Hinterland Green

Monday, May 25, 2009

Komodo Dragon Attacks Terrorize Indonesian Villages, Government Refuses to Allow Erection of Concrete Wall Around Villages

Nobody would have to tell me to run like crazy if I came face to face with a Komodo dragon. There have been a slew of stories in the news lately about the world's largest lizard. Villagers in Indonesia, who have lived for generations alongside the lizards, are now under attack by these dragons. Two people were killed since 2007, a young boy and a fisherman, while others have been severely wounded after being charged, unprovoked, no less. Komodo dragons, with these shark-like teeth and poisonous venom, can kill a person within hours of a bite.Experts have said Komodo dragon attacks are still rare, but have expressed fear is swirling through the fishing villages, along with questions on how best to live with the dragons in the future. Villagers say the dragons are hungry and more aggressive toward humans because their food is being poached, though park officials are quick to disagree. I don't quite know what to make of this, but something has definitely turned these lizards against the villagers.
Komodos grow to be 10 feet long and 150 pounds. All of the estimated 2,500 left in the wild can be found within the 700-square-mile Komodo National Park, mainly on its two largest islands, Komodo and Rinca. The lizards on neighboring Padar were wiped out in the 1980s when hunters killed their main prey, deer. The animals are believed to have descended from a larger lizard on Indonesia's main island Java or Australia around 30,000 years ago. They can reach speeds of up to 18 miles per hour, their legs winding around their low, square shoulders like egg beaters.
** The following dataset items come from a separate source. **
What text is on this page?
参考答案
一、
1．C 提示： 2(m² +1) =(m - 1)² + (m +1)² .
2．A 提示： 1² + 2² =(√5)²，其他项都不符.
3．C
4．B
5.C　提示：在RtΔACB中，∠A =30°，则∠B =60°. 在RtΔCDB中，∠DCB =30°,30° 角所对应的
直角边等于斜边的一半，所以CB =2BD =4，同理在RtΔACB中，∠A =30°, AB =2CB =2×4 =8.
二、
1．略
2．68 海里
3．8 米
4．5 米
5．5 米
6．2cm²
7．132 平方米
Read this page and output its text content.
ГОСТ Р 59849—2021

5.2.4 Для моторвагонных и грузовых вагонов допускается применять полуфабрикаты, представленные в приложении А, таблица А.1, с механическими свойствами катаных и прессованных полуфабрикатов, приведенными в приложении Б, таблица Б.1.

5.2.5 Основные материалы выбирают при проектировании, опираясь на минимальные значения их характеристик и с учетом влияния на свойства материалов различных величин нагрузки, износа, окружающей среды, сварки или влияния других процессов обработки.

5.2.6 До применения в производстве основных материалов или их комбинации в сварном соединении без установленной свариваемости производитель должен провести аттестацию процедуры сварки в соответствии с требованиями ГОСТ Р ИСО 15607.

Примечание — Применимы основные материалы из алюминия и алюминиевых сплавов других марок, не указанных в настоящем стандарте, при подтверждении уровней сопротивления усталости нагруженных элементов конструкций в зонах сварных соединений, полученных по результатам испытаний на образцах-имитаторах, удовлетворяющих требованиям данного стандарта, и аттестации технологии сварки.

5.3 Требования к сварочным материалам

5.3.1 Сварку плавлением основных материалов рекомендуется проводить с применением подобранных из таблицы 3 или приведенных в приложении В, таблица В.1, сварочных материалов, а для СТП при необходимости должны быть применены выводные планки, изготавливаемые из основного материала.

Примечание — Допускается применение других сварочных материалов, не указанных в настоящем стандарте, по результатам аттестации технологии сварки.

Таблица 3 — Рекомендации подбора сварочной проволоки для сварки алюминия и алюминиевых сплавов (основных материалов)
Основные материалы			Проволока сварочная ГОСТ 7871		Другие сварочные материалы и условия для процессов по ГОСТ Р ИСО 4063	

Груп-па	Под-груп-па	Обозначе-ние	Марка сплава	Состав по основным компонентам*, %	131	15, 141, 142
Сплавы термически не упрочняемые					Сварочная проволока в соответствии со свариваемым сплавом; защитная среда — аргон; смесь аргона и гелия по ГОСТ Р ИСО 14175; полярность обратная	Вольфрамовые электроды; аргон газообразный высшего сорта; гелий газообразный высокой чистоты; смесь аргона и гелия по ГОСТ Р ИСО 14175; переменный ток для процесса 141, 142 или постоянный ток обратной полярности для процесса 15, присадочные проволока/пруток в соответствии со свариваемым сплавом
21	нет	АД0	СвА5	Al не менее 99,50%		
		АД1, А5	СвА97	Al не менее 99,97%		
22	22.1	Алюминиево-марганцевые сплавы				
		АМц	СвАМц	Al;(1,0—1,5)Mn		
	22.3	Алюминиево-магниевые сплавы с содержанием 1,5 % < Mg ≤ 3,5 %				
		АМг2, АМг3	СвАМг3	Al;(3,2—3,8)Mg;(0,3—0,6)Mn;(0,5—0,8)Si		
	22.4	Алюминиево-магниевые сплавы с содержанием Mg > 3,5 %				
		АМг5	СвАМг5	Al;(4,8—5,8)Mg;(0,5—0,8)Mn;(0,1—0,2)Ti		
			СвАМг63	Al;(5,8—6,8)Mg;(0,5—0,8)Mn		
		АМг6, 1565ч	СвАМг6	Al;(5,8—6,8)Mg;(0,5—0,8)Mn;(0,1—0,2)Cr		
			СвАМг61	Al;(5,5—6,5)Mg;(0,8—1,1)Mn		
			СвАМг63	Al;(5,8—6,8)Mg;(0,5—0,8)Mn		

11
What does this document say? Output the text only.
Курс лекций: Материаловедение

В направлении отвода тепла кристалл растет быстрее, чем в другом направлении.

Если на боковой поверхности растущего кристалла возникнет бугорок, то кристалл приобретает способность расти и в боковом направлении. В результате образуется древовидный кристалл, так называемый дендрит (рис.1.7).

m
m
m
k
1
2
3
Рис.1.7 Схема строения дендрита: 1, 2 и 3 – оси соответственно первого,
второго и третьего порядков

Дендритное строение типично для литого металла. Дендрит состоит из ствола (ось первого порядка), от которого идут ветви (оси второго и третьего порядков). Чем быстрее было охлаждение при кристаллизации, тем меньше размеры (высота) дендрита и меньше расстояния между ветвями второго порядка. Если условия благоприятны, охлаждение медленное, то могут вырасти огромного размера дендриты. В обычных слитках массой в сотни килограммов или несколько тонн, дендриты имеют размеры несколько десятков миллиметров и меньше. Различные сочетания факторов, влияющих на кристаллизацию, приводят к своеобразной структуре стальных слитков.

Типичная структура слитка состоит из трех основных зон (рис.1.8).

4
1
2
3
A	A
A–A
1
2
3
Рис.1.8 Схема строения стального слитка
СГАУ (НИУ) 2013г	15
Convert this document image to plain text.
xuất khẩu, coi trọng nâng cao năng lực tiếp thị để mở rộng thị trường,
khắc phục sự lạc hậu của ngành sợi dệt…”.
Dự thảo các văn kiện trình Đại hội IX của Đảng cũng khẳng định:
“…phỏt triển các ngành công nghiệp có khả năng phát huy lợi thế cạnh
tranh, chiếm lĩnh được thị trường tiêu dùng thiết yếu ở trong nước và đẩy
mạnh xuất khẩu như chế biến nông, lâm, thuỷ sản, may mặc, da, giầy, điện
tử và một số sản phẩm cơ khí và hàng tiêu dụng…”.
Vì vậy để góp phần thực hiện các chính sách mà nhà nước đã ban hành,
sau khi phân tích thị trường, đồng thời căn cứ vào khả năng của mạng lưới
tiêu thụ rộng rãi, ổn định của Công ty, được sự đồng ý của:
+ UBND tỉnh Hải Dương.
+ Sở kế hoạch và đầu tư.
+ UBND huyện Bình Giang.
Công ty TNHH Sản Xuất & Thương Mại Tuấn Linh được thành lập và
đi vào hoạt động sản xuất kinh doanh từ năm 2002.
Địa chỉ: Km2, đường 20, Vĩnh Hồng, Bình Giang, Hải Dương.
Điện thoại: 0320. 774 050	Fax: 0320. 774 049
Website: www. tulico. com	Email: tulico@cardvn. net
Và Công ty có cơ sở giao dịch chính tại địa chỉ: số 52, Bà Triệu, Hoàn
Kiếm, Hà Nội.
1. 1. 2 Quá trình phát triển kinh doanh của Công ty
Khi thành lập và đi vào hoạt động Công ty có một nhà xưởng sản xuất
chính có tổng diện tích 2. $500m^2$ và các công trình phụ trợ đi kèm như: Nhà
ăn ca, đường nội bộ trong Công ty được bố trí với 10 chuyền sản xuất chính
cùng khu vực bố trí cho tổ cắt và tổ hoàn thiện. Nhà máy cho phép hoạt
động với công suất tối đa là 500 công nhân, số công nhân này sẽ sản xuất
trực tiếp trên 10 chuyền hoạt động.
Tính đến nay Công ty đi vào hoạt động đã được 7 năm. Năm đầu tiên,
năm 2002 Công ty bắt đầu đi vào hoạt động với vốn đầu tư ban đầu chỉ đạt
When they catch their prey, they carry out a frenzied biting spree that releases venom, according to a new study this month in the journal Proceedings of the National Academy of Sciences. The authors, who used surgically excised glands from a terminally ill dragon at the, dismissed the theory that prey die from blood poisoning caused by toxic bacteria in the lizard's mouth. The long, jagged teeth are the lizard's primary weapons, said Bryan Fry of the University of Melbourne. Source: Yahoo News
Villagers have reportedly asked for a 6-foot-high concrete wall to be built around their villages, but that idea has been rejected. The head of the park, Tamen Sitorus, said in a recent interview: "It's a strange request. You can't build a fence like that inside a national park!"That's a silly notion because the protection of the villagers should mean something to the powers that be. Residents have made a makeshift barrier out of trees and broken branches, but they complain it's too easy for the animals to break through. I pray that help will be on the way for these villagers. I would hate to live in constant fear of having an encounter with one of these lizards.